Dutch electronics giant Philips reported a net loss on Monday morning on weakness in China and Russia, in its first earnings update since it announced plans to spin off its lighting business.
The company said third-quarter sales came in at 5.5 billion euros ($7 billion) with a net loss of 104 million euros. For the same period last year the company reported net income of 281 million euros. Shares opened lower by 2 percent in early deals on Monday.
Philips saw weakness in China and Russia, as well as being negatively impacted by currency strength. It added that it expected to incur around 50 million euros worth of additional restructuring costs between 2014 and 2016.
CEO Frans van Houten was positive on a rebound in China despite gross domestic product figures in the country showing a continued fall from its days of double-digit growth. He said that Philips needed to take care of its trade pipeline in China and expected next year to see better results for its operations in the region.
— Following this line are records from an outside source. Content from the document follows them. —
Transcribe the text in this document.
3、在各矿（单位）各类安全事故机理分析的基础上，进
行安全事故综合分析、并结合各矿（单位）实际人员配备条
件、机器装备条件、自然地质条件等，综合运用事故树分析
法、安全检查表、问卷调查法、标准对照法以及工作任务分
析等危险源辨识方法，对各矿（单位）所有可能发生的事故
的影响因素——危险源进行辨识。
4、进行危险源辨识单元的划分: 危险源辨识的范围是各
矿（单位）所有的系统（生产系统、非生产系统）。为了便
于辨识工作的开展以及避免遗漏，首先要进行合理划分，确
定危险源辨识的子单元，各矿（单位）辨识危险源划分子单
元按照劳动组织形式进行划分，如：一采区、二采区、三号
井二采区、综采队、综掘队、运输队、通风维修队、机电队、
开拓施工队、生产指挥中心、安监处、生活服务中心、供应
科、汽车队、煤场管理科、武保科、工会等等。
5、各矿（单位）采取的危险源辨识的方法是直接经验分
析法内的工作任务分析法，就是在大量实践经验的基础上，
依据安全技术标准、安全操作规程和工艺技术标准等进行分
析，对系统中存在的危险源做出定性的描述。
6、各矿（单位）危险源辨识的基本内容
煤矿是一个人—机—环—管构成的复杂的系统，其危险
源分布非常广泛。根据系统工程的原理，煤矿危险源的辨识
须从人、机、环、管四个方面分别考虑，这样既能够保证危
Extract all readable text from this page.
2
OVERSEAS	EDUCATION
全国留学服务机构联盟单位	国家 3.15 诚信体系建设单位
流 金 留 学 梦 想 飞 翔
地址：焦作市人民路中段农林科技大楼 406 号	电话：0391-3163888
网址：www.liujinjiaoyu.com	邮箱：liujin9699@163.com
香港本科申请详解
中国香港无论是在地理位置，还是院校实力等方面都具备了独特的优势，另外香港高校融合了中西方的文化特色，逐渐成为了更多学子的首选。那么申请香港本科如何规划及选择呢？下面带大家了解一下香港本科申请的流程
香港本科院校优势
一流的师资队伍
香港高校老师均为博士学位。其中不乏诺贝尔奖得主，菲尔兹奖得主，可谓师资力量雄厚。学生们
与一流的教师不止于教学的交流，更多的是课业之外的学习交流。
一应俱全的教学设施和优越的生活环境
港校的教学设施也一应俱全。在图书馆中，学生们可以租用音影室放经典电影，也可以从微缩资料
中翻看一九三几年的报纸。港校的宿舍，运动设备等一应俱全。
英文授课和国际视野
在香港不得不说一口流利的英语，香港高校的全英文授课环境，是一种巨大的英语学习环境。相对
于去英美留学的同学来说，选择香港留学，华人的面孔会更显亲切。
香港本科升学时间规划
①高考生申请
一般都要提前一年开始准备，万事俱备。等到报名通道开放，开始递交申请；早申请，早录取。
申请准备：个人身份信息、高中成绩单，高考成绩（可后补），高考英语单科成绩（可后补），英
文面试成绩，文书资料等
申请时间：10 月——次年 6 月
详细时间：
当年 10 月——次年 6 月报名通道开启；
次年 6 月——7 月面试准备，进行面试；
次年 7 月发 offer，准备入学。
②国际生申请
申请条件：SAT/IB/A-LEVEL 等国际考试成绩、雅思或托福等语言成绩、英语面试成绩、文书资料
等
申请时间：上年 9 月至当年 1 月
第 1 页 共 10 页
With Russia, van Houten was a little less optimistic.
"Russia will take a bit longer," he told CNBC Monday. "I really hope there will be diplomatic solutions to the tensions."
In late September, the 120-year-old company announced plans to create a stand-alone lighting business to run alongside its consumer and health-care divisions. This would mean both units would have "dedicated capital market access" with van Houten explaining that he was still very hopeful that the lighting business will enjoy a flotation on the stock market in the near future.
"The separation will take between 12 and 18 months," he said. "It's part of the journey and it's the right time to take the decision."
Although not satisfied with the company's third-quarter results, he did add that its European operations had seen growth and highlighted that its 2016 financial targets had not been changed.